Классическое произведение всегда многослойно, глубоко, многомерно. Поэтому оно и является классикой. Каждое поколение находит в нем что-то такое, что близко именно ему. Недаром так разнятся трактовки и интерпретации классических шедевров в разное время. Каждая эпоха — а ведь инсценировщик, экранизатор, постановщик всегда выразитель в первую очередь своего времени — извлекает именно то, что созвучно, и отсекает то, что устарело или же чуждо.

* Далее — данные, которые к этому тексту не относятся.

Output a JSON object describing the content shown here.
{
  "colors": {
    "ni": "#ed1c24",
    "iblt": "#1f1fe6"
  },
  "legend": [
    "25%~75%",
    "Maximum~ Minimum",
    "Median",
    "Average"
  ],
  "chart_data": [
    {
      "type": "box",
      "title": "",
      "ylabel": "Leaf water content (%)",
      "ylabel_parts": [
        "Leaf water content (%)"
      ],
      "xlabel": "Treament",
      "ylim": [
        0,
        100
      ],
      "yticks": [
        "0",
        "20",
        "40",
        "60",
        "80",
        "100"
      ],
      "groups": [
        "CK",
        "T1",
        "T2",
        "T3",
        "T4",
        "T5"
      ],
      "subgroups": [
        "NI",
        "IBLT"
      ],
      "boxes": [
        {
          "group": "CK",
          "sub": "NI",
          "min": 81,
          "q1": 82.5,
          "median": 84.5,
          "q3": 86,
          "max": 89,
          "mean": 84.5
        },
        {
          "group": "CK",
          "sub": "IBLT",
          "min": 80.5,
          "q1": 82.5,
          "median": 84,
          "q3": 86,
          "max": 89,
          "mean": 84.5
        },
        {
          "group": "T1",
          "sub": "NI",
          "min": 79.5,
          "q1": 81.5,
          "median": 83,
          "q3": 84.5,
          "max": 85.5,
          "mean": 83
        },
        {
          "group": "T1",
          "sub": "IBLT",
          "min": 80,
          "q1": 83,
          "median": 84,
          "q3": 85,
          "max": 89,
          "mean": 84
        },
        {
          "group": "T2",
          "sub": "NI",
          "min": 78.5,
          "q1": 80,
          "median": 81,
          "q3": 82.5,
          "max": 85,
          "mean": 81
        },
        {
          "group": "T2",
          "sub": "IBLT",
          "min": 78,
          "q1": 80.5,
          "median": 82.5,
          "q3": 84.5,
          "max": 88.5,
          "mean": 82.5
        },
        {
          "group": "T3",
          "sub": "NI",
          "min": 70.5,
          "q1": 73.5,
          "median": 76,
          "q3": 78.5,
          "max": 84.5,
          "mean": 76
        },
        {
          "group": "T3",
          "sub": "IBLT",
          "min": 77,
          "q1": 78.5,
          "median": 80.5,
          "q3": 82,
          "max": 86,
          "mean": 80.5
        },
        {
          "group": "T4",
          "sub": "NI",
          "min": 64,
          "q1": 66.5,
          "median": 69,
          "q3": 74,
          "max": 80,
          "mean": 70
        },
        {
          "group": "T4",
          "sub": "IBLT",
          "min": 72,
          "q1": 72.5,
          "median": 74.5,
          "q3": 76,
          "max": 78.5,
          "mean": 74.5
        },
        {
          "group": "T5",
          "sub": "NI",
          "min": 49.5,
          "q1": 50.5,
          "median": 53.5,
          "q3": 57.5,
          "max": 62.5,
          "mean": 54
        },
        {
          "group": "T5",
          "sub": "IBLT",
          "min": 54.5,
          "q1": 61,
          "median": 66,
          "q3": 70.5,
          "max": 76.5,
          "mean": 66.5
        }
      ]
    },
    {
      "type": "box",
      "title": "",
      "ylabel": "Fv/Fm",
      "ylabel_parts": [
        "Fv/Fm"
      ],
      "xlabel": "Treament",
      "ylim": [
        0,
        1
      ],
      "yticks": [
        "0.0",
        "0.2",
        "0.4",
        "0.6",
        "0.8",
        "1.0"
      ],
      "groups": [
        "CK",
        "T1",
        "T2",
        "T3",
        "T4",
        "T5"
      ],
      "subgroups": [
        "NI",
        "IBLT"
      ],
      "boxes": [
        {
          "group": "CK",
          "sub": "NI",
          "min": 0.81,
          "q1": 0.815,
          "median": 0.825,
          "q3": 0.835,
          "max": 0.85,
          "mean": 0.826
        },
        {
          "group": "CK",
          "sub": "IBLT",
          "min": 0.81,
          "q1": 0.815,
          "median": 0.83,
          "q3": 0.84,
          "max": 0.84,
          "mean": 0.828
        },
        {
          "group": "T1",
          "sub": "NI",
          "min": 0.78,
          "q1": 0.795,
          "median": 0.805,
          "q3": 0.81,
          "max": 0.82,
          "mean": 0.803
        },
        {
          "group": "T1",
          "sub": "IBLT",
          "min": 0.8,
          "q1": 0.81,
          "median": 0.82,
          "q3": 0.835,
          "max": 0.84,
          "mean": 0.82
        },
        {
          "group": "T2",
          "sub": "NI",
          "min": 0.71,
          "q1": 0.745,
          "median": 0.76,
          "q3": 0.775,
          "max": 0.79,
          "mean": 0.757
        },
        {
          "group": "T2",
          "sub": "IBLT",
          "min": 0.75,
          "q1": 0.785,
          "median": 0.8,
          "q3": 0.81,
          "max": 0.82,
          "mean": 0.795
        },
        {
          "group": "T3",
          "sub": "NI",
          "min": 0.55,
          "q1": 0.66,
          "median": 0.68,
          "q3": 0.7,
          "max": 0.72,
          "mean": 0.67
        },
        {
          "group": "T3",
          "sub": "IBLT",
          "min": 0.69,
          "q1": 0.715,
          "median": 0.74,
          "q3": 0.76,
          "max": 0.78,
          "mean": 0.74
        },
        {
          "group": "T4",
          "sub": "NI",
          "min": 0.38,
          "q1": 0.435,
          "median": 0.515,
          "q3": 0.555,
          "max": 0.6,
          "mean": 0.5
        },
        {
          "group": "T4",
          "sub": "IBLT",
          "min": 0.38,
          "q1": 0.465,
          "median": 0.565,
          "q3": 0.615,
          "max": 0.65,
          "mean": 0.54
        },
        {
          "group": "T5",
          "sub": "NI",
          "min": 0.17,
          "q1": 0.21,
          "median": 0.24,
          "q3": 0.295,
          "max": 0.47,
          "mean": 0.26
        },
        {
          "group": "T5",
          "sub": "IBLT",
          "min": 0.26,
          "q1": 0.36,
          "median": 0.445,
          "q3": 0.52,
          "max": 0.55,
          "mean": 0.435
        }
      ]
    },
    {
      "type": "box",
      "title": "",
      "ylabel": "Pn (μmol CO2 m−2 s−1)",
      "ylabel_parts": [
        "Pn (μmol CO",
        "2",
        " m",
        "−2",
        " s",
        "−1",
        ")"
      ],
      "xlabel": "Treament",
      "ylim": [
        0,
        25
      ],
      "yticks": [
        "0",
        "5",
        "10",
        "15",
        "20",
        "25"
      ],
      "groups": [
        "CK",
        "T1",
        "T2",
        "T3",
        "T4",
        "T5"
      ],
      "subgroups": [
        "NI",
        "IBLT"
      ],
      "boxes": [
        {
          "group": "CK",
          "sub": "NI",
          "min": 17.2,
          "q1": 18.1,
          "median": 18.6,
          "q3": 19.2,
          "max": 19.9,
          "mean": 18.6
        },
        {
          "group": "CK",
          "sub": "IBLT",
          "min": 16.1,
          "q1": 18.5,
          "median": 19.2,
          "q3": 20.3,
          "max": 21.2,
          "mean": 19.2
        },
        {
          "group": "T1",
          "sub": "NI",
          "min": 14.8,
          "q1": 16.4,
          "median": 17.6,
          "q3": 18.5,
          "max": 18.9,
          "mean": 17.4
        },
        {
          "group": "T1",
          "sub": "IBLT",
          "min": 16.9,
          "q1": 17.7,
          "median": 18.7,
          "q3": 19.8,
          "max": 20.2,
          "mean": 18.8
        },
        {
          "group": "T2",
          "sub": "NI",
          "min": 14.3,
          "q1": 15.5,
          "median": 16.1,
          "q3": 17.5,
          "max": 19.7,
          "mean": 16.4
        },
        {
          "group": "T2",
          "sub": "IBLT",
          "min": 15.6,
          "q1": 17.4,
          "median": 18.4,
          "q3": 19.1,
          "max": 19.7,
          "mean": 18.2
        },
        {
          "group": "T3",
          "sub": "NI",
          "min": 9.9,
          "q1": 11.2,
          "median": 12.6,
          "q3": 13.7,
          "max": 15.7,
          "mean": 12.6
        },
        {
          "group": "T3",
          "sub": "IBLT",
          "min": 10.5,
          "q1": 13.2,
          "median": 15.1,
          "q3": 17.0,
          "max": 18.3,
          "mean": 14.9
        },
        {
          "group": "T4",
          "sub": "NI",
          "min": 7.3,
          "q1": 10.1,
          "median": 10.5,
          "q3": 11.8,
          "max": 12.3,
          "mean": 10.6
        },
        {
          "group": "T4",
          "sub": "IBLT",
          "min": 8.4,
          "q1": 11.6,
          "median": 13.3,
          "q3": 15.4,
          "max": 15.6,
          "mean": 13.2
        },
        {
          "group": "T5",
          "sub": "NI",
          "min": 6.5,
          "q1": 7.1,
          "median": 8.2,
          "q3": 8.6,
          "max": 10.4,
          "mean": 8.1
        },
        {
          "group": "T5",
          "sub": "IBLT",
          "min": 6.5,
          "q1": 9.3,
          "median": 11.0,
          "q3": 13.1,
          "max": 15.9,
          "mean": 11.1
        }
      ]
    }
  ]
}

И вот с Робинзоном в нашей экранизации случилось именно это отсечение. Шутки этого персонажа мне казались устаревшими и несмешными. Я начал их безбожно сокращать. Кроме того, в наши дни очень изменился взгляд на саму профессию актера. У нас актеры — люди уважаемые, признанные, любимые. Взгляд на артиста как на шута, как на почти крепостное существо, небрежение к этой специальности умерли. Мне казалось также, что линия Робинзона находится на периферии главной истории и не должна отнимать метраж у центральных героев.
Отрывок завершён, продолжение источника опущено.